James Reece
Joined
Activity
I have coded a rake file to monitor and fetch data from a website that has this data in JSON format. The following is the actual source of this data
https://www.thegazette.co.uk/company/07877158/filings/data.json
The rake file monitors the "total_count" in the above json and when it changes the rake will fetch and save any new information
The issue I have is after the first time it monitors that page, it simply doesn't update. As a real-world current example, the above json source was updated overnight with two new records, and consequently, the "total_count" increased from 40 to 42, but my rake is still telling me there is 40 (and subsequently doing nothing because it thinks nothing has changed)
I think it is a cache issue but have cleared my rails cache with no success.

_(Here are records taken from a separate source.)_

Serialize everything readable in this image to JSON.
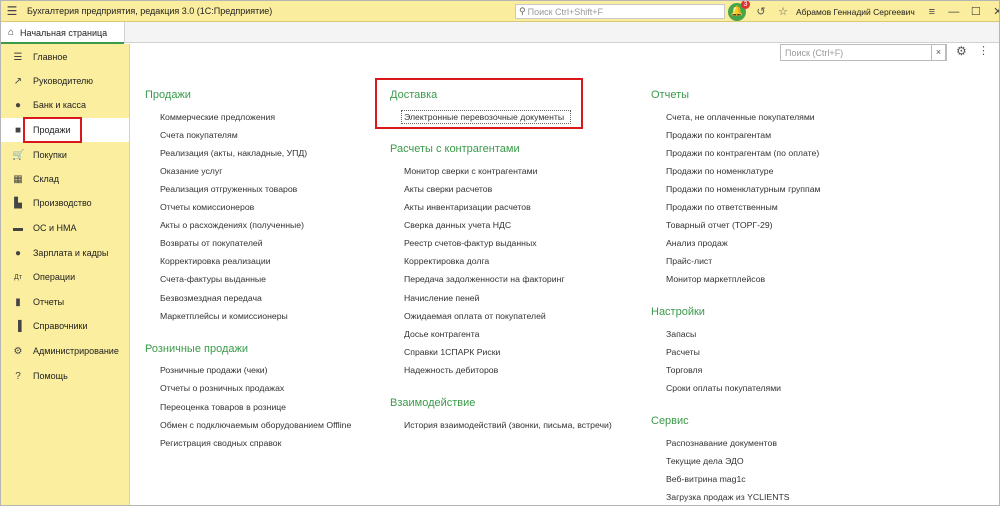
{
  "titlebar": {
    "menu_icon": "hamburger-icon",
    "title": "Бухгалтерия предприятия, редакция 3.0  (1С:Предприятие)",
    "search_placeholder": "Поиск Ctrl+Shift+F",
    "notifications_count": "3",
    "user": "Абрамов Геннадий Сергеевич"
  },
  "tabs": {
    "home": "Начальная страница"
  },
  "sidebar": {
    "items": [
      {
        "label": "Главное",
        "icon": "hamburger-icon"
      },
      {
        "label": "Руководителю",
        "icon": "trend-icon"
      },
      {
        "label": "Банк и касса",
        "icon": "coin-icon"
      },
      {
        "label": "Продажи",
        "icon": "bag-icon"
      },
      {
        "label": "Покупки",
        "icon": "cart-icon"
      },
      {
        "label": "Склад",
        "icon": "warehouse-icon"
      },
      {
        "label": "Производство",
        "icon": "factory-icon"
      },
      {
        "label": "ОС и НМА",
        "icon": "truck-icon"
      },
      {
        "label": "Зарплата и кадры",
        "icon": "people-icon"
      },
      {
        "label": "Операции",
        "icon": "operations-icon"
      },
      {
        "label": "Отчеты",
        "icon": "bar-chart-icon"
      },
      {
        "label": "Справочники",
        "icon": "book-icon"
      },
      {
        "label": "Администрирование",
        "icon": "gear-icon"
      },
      {
        "label": "Помощь",
        "icon": "help-icon"
      }
    ]
  },
  "main": {
    "search_placeholder": "Поиск (Ctrl+F)",
    "col1": {
      "sales_title": "Продажи",
      "sales": [
        "Коммерческие предложения",
        "Счета покупателям",
        "Реализация (акты, накладные, УПД)",
        "Оказание услуг",
        "Реализация отгруженных товаров",
        "Отчеты комиссионеров",
        "Акты о расхождениях (полученные)",
        "Возвраты от покупателей",
        "Корректировка реализации",
        "Счета-фактуры выданные",
        "Безвозмездная передача",
        "Маркетплейсы и комиссионеры"
      ],
      "retail_title": "Розничные продажи",
      "retail": [
        "Розничные продажи (чеки)",
        "Отчеты о розничных продажах",
        "Переоценка товаров в рознице",
        "Обмен с подключаемым оборудованием Offline",
        "Регистрация сводных справок"
      ]
    },
    "col2": {
      "delivery_title": "Доставка",
      "delivery": [
        "Электронные перевозочные документы"
      ],
      "settlements_title": "Расчеты с контрагентами",
      "settlements": [
        "Монитор сверки с контрагентами",
        "Акты сверки расчетов",
        "Акты инвентаризации расчетов",
        "Сверка данных учета НДС",
        "Реестр счетов-фактур выданных",
        "Корректировка долга",
        "Передача задолженности на факторинг",
        "Начисление пеней",
        "Ожидаемая оплата от покупателей",
        "Досье контрагента",
        "Справки 1СПАРК Риски",
        "Надежность дебиторов"
      ],
      "interaction_title": "Взаимодействие",
      "interaction": [
        "История взаимодействий (звонки, письма, встречи)"
      ]
    },
    "col3": {
      "reports_title": "Отчеты",
      "reports": [
        "Счета, не оплаченные покупателями",
        "Продажи по контрагентам",
        "Продажи по контрагентам (по оплате)",
        "Продажи по номенклатуре",
        "Продажи по номенклатурным группам",
        "Продажи по ответственным",
        "Товарный отчет (ТОРГ-29)",
        "Анализ продаж",
        "Прайс-лист",
        "Монитор маркетплейсов"
      ],
      "settings_title": "Настройки",
      "settings": [
        "Запасы",
        "Расчеты",
        "Торговля",
        "Сроки оплаты покупателями"
      ],
      "service_title": "Сервис",
      "service": [
        "Распознавание документов",
        "Текущие дела ЭДО",
        "Веб-витрина mag1c",
        "Загрузка продаж из YCLIENTS"
      ]
    }
  }
}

It is strange because I don't have this issue with other similar rakes I have created for other sites#
I've tried adding response["Cache-Control: no-cache"]
but no sucess there
My rake code is as follows
desc "Monitor"
task :S_01 => :environment do
require 'rubygems'
require 'open-uri'
require 'openssl'
def g_api(url)
uri = URI.parse(url)
request = Net::HTTP::Get.new(uri)
request.content_type = "application/json"
req_options = {
use_ssl: uri.scheme == "https",
}
response = Net::HTTP.start(uri.hostname, uri.port, req_options) do |http|
http.request(request)
end
data = JSON.parse(response.body)
end
company = CompanyBorrower.where(id: 43)
company.each do |f|
begin
#scrape source
tg_fh_url = "https://www.thegazette.co.uk/company/"+f.ch+"/filings/data.json"
gf_scrape = g_api(tg_fh_url)
ch_s = gf_scrape.fetch('total_count', nil) #scrape
puts ch_s
if not f.filing_count == ch_s # has teh cound change - if not, skip
f.update_attributes(cwdetail1: ch_s, filing_update: ch_fh3)
gf_scrape['items'].first(3).each_with_index do |f1, index|
#fetch & save data here
end
end
rescue
next
end
end
end